— Ну, рассказывайте вы первым, — несколько утомленным тоном говорит наконец Мулат.
— Почему я?
— У меня долгая история.
Новая пауза.
— Голуби, — осторожно решается вымолвить чучельник.
— И что там с голубями? — Контрабандист, похоже, удивлен. — В последний раз я доставил оттуда, — он кивает в сторону близкой Пуэрта-де-Мар и материкового берега бухты, — три корзины. Двенадцать штук Из Бельгии, как всегда. Там и обученных. По моему расчету, должно было бы хватить…
— Плохо рассчитал. Кот забрался в голубятню. Уж не знаю как, но залез. И угостился на славу…
Контрабандист не сводит с него недоверчивого взгляда.
— Кот?
— Ну, говорю же. Только троих оставил.
— Ай да кот! Кот-патриот.
— Не смешно.
— Небось, уже выпотрошили, а? Или уже и набили?

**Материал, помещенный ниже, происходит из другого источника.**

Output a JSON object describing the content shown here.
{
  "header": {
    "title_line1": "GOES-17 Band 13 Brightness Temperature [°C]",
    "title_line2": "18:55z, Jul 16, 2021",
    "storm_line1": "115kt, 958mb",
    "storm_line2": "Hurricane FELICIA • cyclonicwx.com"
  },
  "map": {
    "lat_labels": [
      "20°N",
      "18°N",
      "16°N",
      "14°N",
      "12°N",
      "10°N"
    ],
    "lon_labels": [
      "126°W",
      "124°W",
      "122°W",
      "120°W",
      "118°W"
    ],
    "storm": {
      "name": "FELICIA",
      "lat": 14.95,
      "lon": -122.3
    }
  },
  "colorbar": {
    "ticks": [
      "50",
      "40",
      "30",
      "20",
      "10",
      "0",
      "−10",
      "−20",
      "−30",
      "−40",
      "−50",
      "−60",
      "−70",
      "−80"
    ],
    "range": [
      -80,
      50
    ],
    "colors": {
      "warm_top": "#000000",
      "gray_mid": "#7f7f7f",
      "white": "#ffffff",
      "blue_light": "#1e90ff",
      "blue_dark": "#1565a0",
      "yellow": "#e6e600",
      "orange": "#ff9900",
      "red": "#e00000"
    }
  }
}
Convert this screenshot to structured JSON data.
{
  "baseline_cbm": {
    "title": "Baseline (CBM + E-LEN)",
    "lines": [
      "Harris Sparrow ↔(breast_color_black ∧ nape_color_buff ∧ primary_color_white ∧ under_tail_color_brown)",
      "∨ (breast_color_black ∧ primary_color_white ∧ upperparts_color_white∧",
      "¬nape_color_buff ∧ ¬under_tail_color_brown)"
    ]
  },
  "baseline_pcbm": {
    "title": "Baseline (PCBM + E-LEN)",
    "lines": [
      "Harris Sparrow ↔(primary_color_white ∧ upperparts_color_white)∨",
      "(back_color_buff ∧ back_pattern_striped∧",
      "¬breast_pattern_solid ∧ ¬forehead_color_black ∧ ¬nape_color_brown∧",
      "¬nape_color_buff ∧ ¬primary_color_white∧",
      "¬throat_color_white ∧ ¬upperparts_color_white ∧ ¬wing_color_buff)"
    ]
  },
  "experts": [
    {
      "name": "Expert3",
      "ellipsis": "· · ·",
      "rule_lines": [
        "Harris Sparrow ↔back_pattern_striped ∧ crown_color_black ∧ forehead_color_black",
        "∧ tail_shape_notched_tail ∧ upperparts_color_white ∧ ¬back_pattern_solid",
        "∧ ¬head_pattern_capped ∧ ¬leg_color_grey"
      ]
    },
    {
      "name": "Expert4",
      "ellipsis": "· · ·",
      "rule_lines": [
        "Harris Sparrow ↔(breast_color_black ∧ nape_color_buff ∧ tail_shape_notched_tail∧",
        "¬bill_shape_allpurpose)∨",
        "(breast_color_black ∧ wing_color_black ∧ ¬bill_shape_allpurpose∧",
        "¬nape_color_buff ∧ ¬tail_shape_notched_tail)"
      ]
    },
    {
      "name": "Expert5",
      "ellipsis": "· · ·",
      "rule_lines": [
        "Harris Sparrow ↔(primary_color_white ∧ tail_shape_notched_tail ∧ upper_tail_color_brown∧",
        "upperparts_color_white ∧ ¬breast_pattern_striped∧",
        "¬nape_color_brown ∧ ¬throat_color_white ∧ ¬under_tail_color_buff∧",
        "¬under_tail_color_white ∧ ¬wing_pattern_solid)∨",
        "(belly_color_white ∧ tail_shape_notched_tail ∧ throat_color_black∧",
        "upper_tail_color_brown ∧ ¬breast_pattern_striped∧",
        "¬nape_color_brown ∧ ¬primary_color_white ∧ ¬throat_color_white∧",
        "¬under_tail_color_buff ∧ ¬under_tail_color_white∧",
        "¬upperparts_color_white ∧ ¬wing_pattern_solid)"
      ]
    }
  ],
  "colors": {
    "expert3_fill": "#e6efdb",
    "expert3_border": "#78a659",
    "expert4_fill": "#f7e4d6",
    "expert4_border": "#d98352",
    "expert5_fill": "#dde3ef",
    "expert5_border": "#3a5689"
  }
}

— Не успел его поймать вовремя.
Пока в молчании они делают еще несколько шагов, чучельник ощущает на себе взгляд Мулата, который будто недоумевает, всерьез ли все это говорится. Он и сам себя спрашивает об этом. Скоро полдень; на пространстве от порта до здания магистрата звучат вперемежку все наречия и говоры Иберийского полуострова, заморских территорий и чужеземных стран. Здесь толкутся эмигранты всех сортов и состояний, роются в грудах креветок местные хозяйки с корзинами, отбирая в бумажные фунтики тех, что приглянулись, лакеи со свертками и пакетами, дворецкие, пришедшие закупить провизию на день, мелькают головы в беретах, в шляпах с высокой тульей, в шляпах с широкими полями или повязанные платками; виднеются синие и бурые куртки моряков.
— Не понимаю, зачем мы сюда пришли, — мрачно говорит Фумагаль. — Такая толчея…
— Предпочли бы принимать меня дома?
— Да нет, конечно. Но и не в таком людном месте…
Мулат пожимает плечами. Как всегда, он в альпаргатах на босу ногу, в раскрытой на груди рубахе, в широких холщовых штанах. В руке у него — большая сумка из белого грубого полотна. Небрежная одежда странно смотрится рядом с темно-коричневым сюртуком и шляпой его спутника.
— По тому, как идут дела, самое место.